As to a polywell, I spent quite a bit of time several years ago modeling a polywell type scenario. I could never convince myself that a polywell could even be created at high densities (greater than say 10^17 m-3 or so). Too low for practical fusion. Now, as to streaming instabilities, I don't know. You would have to solve for the equilibrium first before you would know what would happen from there, and I could never make an equilibrium in the typical polywell sense in simulation. However now we are not talking about curvature anymore. Just because an experiment cannot take advantage of favorable curvature for completely unrelated reasons doesn't mean all machines with that curvature are dead ends. And who knows, perhaps those working on polywell can find a workaround in the same way that H-mode was found essentially by accident in the 80's. How many tokamaks where built before that? I would guess many dozens. Even now it is not really fully understood, but without it ITER would be costing $40b instead of $20b. So, the moral is that polywell could probably actually work if you simply made it big enough and ran it at lower densities. But do you really want a $40b dollar polywell? No, of course not. But ignoring basic physics in the hope of finding a workaround by accident is no way to plan things. And disregarding good field curvature because of an unpredictable workaround is just silly.

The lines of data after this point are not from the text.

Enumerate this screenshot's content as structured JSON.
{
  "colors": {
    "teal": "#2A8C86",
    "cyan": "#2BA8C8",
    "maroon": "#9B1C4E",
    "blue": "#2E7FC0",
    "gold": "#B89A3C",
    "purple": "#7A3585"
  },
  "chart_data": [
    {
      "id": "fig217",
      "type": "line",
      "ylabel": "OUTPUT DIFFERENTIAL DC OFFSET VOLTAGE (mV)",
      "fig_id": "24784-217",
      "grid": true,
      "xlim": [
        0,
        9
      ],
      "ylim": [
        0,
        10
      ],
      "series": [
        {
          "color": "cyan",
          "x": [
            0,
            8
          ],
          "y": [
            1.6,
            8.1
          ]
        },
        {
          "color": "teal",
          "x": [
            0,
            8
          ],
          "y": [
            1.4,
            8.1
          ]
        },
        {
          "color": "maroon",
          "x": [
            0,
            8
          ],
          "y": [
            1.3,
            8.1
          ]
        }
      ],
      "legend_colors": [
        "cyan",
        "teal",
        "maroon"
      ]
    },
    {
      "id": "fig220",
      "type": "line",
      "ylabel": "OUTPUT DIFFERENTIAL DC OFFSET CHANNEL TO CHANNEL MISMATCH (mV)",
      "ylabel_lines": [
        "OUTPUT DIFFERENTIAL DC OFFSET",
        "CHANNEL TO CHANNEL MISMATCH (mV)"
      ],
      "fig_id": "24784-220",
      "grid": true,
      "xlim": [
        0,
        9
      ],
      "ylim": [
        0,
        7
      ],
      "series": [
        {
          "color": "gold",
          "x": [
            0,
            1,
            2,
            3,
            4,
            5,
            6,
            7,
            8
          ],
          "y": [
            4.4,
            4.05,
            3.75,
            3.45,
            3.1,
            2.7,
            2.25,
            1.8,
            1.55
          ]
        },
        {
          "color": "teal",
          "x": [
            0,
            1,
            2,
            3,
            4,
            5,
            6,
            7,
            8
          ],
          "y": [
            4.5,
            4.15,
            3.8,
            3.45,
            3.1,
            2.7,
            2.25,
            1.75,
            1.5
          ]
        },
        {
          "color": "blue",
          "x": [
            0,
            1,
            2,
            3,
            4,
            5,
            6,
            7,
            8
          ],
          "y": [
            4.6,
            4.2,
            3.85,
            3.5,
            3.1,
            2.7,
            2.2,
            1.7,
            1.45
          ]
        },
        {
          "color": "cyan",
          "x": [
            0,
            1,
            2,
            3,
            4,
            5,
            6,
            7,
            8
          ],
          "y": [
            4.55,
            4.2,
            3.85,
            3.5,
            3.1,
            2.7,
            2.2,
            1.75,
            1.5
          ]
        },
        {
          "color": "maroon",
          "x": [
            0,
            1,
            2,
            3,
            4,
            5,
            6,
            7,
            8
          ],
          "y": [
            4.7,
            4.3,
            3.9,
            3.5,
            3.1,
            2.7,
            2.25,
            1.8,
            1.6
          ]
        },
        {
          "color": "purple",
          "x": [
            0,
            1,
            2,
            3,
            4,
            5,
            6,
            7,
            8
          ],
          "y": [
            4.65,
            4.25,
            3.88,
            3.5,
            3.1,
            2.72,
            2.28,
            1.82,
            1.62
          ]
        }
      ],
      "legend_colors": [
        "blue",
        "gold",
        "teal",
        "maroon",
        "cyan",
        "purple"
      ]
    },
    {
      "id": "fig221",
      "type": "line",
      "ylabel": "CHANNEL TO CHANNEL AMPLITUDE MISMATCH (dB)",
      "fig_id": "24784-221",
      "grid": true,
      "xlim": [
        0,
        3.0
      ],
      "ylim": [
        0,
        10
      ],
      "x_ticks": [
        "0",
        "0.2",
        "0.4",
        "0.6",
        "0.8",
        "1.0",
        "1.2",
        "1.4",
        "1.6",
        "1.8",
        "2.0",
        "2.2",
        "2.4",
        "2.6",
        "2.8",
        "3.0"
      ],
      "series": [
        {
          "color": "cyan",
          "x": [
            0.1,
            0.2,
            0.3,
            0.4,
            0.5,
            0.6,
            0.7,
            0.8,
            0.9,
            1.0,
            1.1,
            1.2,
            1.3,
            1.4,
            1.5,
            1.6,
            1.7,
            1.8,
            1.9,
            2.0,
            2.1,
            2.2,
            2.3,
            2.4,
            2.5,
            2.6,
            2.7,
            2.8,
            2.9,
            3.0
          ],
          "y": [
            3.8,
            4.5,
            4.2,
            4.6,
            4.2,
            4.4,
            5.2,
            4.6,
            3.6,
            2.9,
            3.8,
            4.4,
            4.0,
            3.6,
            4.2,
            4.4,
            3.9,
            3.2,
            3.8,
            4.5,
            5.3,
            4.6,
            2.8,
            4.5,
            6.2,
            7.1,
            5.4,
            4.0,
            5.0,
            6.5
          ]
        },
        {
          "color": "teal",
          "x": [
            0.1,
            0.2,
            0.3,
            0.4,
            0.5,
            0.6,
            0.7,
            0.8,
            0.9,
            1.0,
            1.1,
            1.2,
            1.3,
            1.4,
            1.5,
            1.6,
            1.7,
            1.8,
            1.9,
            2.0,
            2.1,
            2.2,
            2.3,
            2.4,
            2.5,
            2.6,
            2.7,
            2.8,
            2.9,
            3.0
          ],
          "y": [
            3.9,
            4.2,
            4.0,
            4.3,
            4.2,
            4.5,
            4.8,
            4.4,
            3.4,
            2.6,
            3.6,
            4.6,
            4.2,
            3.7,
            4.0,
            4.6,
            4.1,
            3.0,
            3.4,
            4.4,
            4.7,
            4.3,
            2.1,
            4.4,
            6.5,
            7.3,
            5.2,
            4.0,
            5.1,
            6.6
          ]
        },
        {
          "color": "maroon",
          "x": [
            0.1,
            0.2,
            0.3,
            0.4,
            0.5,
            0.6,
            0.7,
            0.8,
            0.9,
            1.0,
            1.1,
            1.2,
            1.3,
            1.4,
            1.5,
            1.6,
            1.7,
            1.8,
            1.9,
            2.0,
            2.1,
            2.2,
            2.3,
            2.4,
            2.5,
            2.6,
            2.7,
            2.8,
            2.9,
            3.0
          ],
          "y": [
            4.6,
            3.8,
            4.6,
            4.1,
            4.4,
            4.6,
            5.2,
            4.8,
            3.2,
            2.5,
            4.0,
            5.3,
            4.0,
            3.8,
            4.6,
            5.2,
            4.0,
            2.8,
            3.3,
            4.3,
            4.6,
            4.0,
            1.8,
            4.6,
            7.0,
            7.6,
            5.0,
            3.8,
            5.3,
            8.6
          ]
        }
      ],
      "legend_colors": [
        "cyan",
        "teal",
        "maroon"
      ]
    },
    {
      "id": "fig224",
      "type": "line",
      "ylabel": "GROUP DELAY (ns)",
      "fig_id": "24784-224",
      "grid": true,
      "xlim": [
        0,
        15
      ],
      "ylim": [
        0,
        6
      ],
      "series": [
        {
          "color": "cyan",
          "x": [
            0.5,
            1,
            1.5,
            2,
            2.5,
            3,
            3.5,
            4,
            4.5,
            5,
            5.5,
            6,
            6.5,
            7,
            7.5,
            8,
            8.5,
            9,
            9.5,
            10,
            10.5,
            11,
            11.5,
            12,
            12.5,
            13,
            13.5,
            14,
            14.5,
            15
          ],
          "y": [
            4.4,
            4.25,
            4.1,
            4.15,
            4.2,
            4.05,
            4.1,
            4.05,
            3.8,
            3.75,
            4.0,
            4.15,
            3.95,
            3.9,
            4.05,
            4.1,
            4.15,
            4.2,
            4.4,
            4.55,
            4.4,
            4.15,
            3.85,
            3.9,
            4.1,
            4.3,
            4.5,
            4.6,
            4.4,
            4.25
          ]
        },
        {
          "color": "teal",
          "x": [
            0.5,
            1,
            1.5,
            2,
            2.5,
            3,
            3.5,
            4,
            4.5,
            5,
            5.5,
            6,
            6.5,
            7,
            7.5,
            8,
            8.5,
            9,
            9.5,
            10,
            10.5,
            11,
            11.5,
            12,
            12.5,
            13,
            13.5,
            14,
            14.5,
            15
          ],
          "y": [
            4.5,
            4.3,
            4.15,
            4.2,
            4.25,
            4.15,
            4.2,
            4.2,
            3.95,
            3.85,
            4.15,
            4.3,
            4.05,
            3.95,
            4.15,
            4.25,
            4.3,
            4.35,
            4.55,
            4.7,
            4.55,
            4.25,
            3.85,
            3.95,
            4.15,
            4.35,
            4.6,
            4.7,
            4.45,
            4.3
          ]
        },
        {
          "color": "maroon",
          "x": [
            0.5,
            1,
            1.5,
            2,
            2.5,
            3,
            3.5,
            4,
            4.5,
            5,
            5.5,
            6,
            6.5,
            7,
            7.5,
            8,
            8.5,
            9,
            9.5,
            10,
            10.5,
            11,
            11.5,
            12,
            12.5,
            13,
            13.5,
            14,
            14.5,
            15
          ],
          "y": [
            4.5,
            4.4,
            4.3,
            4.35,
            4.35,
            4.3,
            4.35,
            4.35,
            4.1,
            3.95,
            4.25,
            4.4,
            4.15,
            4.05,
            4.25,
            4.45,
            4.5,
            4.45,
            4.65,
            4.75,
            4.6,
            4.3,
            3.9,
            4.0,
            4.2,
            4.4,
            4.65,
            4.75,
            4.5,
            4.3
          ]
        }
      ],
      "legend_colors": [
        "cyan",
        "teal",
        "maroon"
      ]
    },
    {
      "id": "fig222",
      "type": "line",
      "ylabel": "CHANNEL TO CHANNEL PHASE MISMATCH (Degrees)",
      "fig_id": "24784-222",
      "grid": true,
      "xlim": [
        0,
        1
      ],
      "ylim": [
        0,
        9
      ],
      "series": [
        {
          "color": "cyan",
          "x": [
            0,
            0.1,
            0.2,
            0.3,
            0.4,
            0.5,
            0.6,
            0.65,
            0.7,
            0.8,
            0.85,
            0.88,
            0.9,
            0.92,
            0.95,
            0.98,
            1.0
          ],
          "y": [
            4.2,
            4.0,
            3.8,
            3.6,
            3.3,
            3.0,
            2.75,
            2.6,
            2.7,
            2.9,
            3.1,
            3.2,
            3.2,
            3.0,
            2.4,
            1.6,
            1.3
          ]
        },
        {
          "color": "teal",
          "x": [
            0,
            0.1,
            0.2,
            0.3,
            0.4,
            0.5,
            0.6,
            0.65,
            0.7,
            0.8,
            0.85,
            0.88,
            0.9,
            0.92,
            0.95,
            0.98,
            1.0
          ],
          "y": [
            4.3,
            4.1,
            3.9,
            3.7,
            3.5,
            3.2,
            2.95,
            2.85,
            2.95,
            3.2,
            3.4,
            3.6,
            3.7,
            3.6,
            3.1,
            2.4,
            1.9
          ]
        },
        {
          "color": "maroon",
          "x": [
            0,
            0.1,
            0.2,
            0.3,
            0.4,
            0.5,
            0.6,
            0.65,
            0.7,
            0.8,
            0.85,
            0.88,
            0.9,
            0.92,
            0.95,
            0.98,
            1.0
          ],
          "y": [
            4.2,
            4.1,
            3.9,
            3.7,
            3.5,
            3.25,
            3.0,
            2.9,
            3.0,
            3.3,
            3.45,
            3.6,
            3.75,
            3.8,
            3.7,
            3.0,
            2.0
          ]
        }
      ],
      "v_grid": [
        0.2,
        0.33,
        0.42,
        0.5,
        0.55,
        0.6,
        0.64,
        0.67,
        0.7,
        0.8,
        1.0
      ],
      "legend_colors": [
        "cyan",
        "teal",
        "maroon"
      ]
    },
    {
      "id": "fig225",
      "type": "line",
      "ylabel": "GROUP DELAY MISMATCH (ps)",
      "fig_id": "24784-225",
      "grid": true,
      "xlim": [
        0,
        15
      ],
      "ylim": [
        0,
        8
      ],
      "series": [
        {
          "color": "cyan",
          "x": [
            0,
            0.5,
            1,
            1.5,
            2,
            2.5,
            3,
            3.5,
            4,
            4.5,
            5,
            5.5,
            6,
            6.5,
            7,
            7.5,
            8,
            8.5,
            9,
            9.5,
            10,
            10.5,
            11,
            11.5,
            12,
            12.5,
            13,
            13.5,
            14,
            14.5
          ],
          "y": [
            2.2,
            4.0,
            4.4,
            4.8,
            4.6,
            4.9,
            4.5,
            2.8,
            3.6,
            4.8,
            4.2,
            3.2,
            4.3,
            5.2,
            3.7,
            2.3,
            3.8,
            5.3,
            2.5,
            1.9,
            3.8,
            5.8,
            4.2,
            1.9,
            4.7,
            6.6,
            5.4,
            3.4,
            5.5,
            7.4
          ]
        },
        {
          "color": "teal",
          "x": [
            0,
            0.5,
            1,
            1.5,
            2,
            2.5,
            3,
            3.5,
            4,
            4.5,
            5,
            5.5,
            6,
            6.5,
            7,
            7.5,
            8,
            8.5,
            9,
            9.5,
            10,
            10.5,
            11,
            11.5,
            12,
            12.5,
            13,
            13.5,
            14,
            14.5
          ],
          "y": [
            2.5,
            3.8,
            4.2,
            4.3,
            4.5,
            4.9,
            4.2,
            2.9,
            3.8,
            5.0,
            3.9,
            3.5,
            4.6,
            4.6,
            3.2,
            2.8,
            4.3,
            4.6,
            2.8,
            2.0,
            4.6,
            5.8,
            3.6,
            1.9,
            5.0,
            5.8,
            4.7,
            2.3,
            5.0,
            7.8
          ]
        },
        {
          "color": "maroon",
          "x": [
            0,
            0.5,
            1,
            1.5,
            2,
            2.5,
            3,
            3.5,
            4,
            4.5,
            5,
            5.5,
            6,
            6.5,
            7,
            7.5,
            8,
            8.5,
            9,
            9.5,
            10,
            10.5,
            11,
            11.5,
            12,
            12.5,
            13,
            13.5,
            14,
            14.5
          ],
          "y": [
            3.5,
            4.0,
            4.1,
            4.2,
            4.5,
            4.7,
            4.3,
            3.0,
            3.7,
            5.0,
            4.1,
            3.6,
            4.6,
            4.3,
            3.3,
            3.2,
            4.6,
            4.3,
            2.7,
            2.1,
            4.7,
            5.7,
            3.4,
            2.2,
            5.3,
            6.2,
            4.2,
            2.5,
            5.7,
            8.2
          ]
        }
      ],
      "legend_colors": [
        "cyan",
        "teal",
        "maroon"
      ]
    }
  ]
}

10^17 m^-3 density means that Polywell will have in million times lower power density than TOKAMAK. And so Polywell never will not compact and therefore cheep.
Very good that you know hystory how H-mode was discovered. But TOKAMAK even without H-mode has resource to run with seconds order lifetime. Because keeping some condition there is the mechanism to mitigate instabilities development.
I am claiming that there in Polywell is not the mitigation mechanism of at least electron-ion two-stream
And if anybody ignores basic physics, that is not me. That is those Polywell fans speaking about posibility to run at beta=1 including developers (at least Dr. Nebel).
Re: US Senators: What Will ITER Really Cost?
10^17 is just a number where it became hard to keep the ion and electrons separated. The fields in the cusps were such that ions would simply stream out. But I don't claim what I did was comprehensive or conclusive.
Carter
Re: US Senators: What Will ITER Really Cost?
"I am really do not understand what is better."
Re: US Senators: What Will ITER Really Cost?
There seems to be a problem in engineering thinking.
Thought experiment:
1. You build a machine it takes up 1 m^3 and delivers 1 KW. You can build them in 1KW increments.
2. Your friend builds a better machine. It delivers 100 KW per m^3. Its smallest size is 10,000 m^3.
Which will you buy?
Energy density isn't everything.
And of course the steam plant vs direct conversion throws a little wrench into the economics. And scalability.
Thought experiment:
1. You build a machine it takes up 1 m^3 and delivers 1 KW. You can build them in 1KW increments.
2. Your friend builds a better machine. It delivers 100 KW per m^3. Its smallest size is 10,000 m^3.
Which will you buy?
Energy density isn't everything.
And of course the steam plant vs direct conversion throws a little wrench into the economics. And scalability.
Engineering is the art of making what you want from what you can get at a profit.